真実の家で
次の日、十二時前まで眠っていた。
目が覚めたら彼女はでかける支度をしていた。
「行ってくるね」
彼女は目が覚めたあたしに気づくと、それだけ言って他には何も言わずにギターを担いで出かけて行った。
ほとんど家にいないとは聞いていたけれど、あたしなんかに留守を任せて出かけるなんて本当に呑気な奴だ。
普通どこの誰とも知れぬものを置き去りにしてでかけるだろうか。
家を空けているすきにあたしが金目の物を盗んで逃げたらどうするつもりだろう。
まあいい平和ボケしているような人の気持ちがあたしにわかるわけがない。
それに一人の時間が長いのはあたしには好都合だ。
これで安心して絵が描ける。
キャンパスはさすがに持ってこれず、画用紙で描くしかない。
何を描こうか。
せっかくだから昨日の彼女との変な出会いの場面でも描こうかな。
画家と言うより漫画家みたいだ。
神戸駅前、ほんの少しのスペースを使ってギターを奏でるあの人、周りには興味本位で近づく者達。
老若男女色んな人達が集まっていた。
若者だけじゃなくて年配の人も集まりたくなるような音楽だった。
優しくて、誰でも安心して聞けるような音楽。
音楽って人柄が出るんだな。
だからムカついた。
構図を決めて、彼女の下書きに入ろうとしたところで手が止まった。
どうしてあの人はあたしをここに連れてきたのだろうか。
お人好しだから、捨て猫でも拾った気分でいるのだろうか?
馬鹿みたいだ。
辞めた。
他の絵を描こう。
画用紙を放ってまっさらな紙と向き合う。
この調子じゃ、画用紙を無駄に使ってしまう。
大量に持ってきた藁半紙に鉛筆を向けた。
何を描こうか。
ギタにしよう。
弾き方によって色んな音を奏でる楽器、ストリートでは力強く響き、室内では弱く謙虚に鳴っていたギター。
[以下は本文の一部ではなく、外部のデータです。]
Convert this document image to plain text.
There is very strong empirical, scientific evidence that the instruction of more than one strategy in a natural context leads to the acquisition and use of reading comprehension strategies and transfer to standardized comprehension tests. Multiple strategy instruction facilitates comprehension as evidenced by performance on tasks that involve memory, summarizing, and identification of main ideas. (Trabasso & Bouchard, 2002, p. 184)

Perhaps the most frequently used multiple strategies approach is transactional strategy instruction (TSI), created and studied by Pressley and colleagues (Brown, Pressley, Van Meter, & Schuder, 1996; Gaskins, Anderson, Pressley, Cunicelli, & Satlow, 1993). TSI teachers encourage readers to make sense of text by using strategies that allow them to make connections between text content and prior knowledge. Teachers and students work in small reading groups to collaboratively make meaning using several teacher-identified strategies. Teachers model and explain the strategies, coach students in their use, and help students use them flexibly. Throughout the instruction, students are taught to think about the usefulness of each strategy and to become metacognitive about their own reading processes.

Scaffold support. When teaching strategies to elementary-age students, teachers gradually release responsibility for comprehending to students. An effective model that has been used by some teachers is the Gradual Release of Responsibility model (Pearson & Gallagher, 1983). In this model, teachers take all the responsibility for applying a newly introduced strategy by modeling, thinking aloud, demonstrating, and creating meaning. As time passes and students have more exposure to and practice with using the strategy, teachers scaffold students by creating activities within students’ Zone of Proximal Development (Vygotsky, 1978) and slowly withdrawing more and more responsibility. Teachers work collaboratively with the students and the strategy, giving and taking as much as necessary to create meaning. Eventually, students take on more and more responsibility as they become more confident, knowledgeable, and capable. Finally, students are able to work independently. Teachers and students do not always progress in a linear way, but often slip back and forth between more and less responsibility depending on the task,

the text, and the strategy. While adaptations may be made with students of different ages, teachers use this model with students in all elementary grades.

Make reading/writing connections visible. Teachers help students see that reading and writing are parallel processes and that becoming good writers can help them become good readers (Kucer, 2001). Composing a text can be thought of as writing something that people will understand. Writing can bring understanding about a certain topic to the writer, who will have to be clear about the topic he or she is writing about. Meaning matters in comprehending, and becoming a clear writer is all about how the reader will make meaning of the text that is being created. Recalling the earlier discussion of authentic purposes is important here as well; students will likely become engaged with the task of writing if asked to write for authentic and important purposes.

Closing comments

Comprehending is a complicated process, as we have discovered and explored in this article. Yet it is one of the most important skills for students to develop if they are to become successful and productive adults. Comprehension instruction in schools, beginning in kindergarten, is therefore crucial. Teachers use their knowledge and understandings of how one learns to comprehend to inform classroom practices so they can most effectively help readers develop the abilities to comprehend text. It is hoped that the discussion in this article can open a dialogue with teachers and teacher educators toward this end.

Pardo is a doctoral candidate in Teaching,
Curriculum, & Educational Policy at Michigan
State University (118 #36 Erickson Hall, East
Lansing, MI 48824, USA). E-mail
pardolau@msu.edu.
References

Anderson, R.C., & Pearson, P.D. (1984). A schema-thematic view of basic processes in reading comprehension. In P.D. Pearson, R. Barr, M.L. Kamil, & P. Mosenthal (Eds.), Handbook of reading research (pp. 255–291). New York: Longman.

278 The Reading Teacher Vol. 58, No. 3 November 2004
彼女が弾いていたギターを頭に浮かべながら真ん中に大きく描いてみた。
鉛筆を滑らせて、大まかな形を描いたところでハッとした。
どうしてあたしは彼女のことばかり考えているのだろう。
一人でふらふらと漂ってどこか適当に辿り着くはずだった。
学生時代一生懸命貯めたわずかな貯金がつきるまでホテルに泊まって、部屋とアルバイトを探そうと思っていた。
どんなことがあってもめげない覚悟でここにきた。
そう、あたしはあんなお人好しな笑顔を浮かべるような奴とは違う。
あたしは一人でも生きられて、あたしはもっと苦労して生きてきた。
夢に向かう姿勢だって違う。
あたしはもっと魂をすり減らすような気持ちで、人生のすべてを絵にかけているんだ。
それなのに・・・。
「あいつはなんで音楽をしているんだろう。
何を目指して、どういう気持ちでやっているんだろう」
ムカつくはずなのに、頭の中から昨日彼女が演奏していた姿が頭から離れない。